Could be quite a trivial question to answer, but I just wanted to be clearer. From the available literature and the discussion in What is the difference between Gradient Descent and Newton's Gradient Descent?, both methods involve computing a derivative, and then moving towards a minimum. In case of simple gradient-descent method, we calculate only the first order derivative; in Newton's method, we calculate the second order derivative as well as hessian, and apply to the vector. Moreover, the update of the vector in Newton/s method may not always be in the direction of the (-ive) gradient.

Moreover, for a given function f(x), both methods attempt to find a minimum that satisfies f'(x)=0; in gradient-descent method, the objective is argmin f(x), whereas in Newton's method, the objective is f'(x) = 0. Another difference is stopping criterion, which in Gradient-descent method is f'(x) = 0, whereas in newton's method, it is f(x)=0.

Based on above arguments, would it be justified to say that Newton's method is an (advanced) example of gradient-based optimisation methods? The discussion cited above also falls short answering this question.


Solution

  • in gradient-descent method, the objective is argmin f(x), whereas in Newton's method, the objective is f'(x)=0

    That is not the case, both objectives are f'(x)=0. With gradient descent, just as with Newton's method, you don't have any information on whether the minima you have reached is global or local, so argmin f(x) holds only for a very small neighborhood.

    Another difference is stopping criterion, which in Gradient-descent method is f'(x) = 0, whereas in newton's method, it is f(x)=0

    Again, that is incorrect. Both are trying to minimize a cost function f(x), and there exists no guarantees whatsoever that the minimum value for f(x) would be zero. It could be any arbitrary value, so choosing f(x)=0 as the stopping criterion would just plainly be wrong. A good criterion to stop both methods is to look at how much f(x) is changing during a few consecutive iterations. If it doesn't change for a few, then you might conclude that you have reached a plateau and stop. As alternatives, you can use a criterion such as the gradient's absolute value, or if you have time constraints, you can just use a fixed number of iterations.
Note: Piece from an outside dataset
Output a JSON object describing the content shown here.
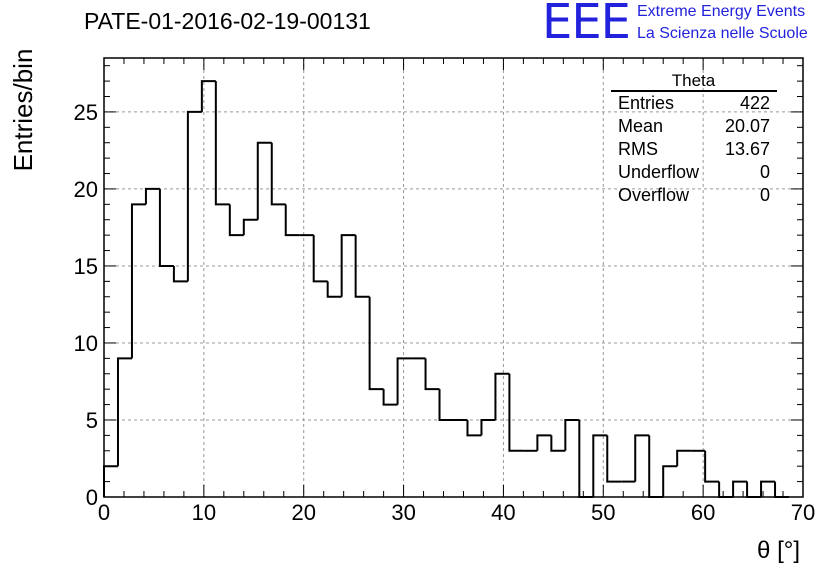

    would it be justified to say that Newton's method is an (advanced) example of gradient-based optimisation methods

    By definition, a gradient method looks in the direction of the gradient. Newton's method, as you know, uses local curvature to define the path towards a local optimum, and might not follow the same direction as the gradient at all, so it just wouldn't make sense to call it gradient-based.